La tauromachia ha origini molto antiche. Attualmente, nelle
sue diverse e tutte crudeli forme, è ancora diffusa in Spagna (con la lodevole
eccezione della più civile Catalogna), in Messico e in altri paesi ispano-americani
come Colombia e Venezuela. Le tradizioni remote, come ben sappiamo, sono
difficili da rimuovere. Essendo la loro origine arcaica, toccano nel profondo le
corde emotive delle popolazioni coinvolte. In esse ci si riconosce, la cultura
di un popolo ne può essere impregnata. È questo il caso dei combattimenti con i
tori. Chiunque è in grado di stabilire che si tratti di uno spettacolo barbaro
e incivile ma, nonostante questa palese consapevolezza, le resistenze a una sua
necessaria abolizione sono molto forti. La corrida, in fondo, non è nient’altro
che la rappresentazione della morte, e nutre gli istinti primordiali di chi vi
assiste, li soddisfa, e mette a nudo la miseria dell’animo umano.

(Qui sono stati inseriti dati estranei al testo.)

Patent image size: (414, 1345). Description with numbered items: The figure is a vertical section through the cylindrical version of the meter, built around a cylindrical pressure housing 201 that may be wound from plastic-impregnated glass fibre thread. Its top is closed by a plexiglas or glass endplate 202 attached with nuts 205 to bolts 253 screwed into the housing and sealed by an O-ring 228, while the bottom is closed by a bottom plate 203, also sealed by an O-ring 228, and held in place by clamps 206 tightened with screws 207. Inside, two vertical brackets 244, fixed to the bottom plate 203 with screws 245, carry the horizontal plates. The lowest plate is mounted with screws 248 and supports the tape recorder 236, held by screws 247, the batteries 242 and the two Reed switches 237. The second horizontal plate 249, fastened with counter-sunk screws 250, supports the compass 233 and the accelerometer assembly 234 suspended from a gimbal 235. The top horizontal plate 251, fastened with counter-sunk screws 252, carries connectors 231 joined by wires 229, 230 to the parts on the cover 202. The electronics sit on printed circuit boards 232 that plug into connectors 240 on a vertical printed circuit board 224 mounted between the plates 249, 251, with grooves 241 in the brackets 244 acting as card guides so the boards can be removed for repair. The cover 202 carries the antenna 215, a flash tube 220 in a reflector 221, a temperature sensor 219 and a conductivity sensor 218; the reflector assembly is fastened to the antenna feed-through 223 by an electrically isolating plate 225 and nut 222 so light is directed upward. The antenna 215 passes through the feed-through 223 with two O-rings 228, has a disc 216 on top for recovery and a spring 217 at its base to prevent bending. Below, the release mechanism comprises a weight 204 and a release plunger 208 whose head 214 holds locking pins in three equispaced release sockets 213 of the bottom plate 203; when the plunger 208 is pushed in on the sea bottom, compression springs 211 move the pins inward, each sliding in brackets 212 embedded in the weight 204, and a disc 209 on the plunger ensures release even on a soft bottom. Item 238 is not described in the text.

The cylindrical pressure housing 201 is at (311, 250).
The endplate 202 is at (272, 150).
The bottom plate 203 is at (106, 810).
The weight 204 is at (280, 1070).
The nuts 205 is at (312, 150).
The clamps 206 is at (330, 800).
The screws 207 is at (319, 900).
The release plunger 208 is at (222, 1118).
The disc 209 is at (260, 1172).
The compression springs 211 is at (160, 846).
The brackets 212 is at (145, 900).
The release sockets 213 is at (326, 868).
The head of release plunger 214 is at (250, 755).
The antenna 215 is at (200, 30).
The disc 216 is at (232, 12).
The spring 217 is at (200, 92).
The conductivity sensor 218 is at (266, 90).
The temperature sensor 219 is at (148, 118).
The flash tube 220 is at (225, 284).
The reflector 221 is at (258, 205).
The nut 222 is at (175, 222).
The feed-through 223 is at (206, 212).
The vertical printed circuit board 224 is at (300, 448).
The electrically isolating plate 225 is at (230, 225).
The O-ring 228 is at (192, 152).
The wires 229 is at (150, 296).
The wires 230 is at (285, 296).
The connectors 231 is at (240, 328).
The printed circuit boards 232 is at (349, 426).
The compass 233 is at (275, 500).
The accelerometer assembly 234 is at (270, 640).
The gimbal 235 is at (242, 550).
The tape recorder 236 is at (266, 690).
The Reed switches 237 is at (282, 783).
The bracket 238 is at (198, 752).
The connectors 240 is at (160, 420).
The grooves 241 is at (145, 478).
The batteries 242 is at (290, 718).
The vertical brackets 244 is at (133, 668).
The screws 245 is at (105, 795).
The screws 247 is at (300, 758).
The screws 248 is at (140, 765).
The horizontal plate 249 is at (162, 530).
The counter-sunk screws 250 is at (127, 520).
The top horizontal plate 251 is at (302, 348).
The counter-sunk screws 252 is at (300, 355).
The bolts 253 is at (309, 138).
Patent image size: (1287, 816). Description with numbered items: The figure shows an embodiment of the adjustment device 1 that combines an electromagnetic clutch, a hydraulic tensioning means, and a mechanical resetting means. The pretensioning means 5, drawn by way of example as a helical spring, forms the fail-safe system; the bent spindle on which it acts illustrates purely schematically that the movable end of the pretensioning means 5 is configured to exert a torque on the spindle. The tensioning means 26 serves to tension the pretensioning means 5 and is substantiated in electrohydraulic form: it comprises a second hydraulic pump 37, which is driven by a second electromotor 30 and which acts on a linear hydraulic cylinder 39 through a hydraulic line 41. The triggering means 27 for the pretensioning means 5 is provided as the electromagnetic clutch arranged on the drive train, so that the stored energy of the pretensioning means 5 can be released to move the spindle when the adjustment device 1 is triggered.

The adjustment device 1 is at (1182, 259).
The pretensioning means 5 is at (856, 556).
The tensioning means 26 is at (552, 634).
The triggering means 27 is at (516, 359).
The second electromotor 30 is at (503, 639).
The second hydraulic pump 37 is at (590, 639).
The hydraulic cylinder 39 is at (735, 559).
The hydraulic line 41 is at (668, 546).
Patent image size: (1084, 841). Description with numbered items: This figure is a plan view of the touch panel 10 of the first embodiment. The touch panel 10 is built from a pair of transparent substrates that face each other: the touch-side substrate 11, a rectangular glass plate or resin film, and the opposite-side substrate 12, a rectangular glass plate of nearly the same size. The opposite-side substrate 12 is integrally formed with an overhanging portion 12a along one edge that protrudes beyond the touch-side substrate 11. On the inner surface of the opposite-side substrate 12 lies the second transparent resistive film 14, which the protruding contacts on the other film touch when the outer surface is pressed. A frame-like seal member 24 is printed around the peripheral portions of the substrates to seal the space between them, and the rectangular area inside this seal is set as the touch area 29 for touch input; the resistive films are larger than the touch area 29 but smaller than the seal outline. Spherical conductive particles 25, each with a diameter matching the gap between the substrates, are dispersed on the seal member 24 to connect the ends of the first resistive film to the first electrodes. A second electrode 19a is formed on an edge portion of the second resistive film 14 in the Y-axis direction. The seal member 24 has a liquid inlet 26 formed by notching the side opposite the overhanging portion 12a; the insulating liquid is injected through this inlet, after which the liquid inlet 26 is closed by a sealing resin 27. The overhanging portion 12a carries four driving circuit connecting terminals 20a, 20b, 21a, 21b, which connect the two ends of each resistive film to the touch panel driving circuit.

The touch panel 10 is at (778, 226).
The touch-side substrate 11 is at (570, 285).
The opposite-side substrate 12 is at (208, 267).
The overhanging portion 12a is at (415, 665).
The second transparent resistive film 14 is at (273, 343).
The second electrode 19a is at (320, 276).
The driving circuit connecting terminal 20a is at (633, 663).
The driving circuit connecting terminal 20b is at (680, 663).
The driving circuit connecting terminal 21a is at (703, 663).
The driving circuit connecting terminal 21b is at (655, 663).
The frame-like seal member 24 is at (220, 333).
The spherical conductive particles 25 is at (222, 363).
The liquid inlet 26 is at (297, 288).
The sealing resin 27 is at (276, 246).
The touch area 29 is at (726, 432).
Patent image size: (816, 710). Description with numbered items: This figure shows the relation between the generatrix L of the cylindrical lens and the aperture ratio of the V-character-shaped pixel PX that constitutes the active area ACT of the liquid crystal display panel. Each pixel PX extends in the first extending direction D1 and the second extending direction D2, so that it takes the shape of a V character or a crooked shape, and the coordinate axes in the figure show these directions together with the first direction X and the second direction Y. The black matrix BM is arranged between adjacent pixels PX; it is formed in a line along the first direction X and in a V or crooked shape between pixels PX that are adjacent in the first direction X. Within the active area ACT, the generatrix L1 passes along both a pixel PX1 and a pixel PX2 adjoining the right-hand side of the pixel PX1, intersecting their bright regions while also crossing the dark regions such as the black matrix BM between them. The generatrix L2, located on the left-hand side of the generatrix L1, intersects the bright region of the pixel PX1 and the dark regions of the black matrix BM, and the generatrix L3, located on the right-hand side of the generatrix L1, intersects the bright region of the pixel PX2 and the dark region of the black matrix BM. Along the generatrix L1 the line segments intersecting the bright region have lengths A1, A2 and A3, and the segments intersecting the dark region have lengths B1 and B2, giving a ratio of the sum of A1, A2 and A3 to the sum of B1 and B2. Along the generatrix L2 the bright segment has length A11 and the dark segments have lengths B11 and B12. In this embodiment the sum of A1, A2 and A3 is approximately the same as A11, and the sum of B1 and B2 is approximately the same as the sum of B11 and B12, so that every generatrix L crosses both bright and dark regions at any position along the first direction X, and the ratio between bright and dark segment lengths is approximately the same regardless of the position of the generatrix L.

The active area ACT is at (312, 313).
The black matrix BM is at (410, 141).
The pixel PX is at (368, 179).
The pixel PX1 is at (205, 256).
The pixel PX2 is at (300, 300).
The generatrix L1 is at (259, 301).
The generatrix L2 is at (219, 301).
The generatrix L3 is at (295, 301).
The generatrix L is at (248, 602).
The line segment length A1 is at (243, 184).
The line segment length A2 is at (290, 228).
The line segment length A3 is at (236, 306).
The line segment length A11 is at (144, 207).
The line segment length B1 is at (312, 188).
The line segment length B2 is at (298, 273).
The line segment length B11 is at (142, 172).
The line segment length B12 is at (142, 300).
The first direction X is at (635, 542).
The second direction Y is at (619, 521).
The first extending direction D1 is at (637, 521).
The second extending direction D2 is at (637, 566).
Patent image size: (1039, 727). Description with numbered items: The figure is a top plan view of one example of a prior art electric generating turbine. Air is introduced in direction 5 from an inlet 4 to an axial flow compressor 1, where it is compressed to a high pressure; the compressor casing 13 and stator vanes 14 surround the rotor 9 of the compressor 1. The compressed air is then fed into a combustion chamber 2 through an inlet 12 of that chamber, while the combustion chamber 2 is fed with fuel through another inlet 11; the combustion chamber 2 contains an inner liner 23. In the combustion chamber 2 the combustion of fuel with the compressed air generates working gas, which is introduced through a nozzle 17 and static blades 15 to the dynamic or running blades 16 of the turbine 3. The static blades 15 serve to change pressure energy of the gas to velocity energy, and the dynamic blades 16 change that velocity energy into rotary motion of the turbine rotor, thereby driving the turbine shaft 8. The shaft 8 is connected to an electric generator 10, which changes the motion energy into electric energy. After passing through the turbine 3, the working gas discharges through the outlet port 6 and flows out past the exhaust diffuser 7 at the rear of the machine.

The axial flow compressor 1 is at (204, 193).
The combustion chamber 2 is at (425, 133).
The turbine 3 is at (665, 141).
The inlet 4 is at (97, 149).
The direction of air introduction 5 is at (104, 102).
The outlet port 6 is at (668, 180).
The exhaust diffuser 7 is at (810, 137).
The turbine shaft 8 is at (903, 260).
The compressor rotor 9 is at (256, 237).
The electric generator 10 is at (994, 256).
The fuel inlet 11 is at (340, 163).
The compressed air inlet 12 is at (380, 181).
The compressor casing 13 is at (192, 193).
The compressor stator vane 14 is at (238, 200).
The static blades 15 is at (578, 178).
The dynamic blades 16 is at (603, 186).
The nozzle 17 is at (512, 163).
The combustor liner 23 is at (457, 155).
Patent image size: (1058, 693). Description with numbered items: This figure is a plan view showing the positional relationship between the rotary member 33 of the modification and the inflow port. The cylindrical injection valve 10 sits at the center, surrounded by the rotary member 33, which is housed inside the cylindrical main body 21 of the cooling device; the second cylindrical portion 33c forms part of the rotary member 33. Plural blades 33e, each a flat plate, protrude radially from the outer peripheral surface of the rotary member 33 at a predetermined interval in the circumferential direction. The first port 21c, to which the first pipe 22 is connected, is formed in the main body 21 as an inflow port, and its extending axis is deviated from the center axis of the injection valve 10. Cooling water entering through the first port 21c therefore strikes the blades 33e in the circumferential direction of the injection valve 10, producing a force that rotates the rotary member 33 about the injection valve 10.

Torniamo al torero cogido,
colpito, incornato, l’oggetto della mia pietà, sulla quale non tutti saranno d’accordo.
Quel torero che trae spesso dalla sua disumana attività denaro e gloria, ma che
in fondo rappresenta soltanto l’ultimo anello di una lunga catena. Mi pare opportuno
far notare che le arene spagnole e messicane sono sempre colme di spettatori,
gente cinica e del tutto priva di etica, che si fa scudo di consuetudini fuori
dal tempo, e talmente irresponsabile da trascinare anche bambini ad assistere a
uno spettacolo oltremodo diseducativo. Le corride rappresentano inoltre la
fortuna di tanti allevatori e, di certo, di molti impresari. E di tanti altri
che vi orbitano attorno. Quindi, è inutile l’accanimento contro un singolo
matador, e il burlarsi della sua sfortuna (d'accordo, cercata e... trovata). È l’intero sistema che deve essere
contrastato, attraverso una incisiva e costante opera di sensibilizzazione
indirizzata in particolar modo alle nuove generazioni. E in tale azione devono
essere impegnati soprattutto gli animalisti, vale a dire chi lotta a favore dei
diritti degli animali; persone che, si presume, debbano essere dotate di maggiore sensibilità rispetto ad altri. Quando si gioisce per un atto violento, invece,
significa che parte di quella sensibilità è andata persa. Di conseguenza, chi
si ritiene autentico difensore degli animali eviti chiose vuote e inopportune,
ma agisca sempre e soltanto in senso positivo.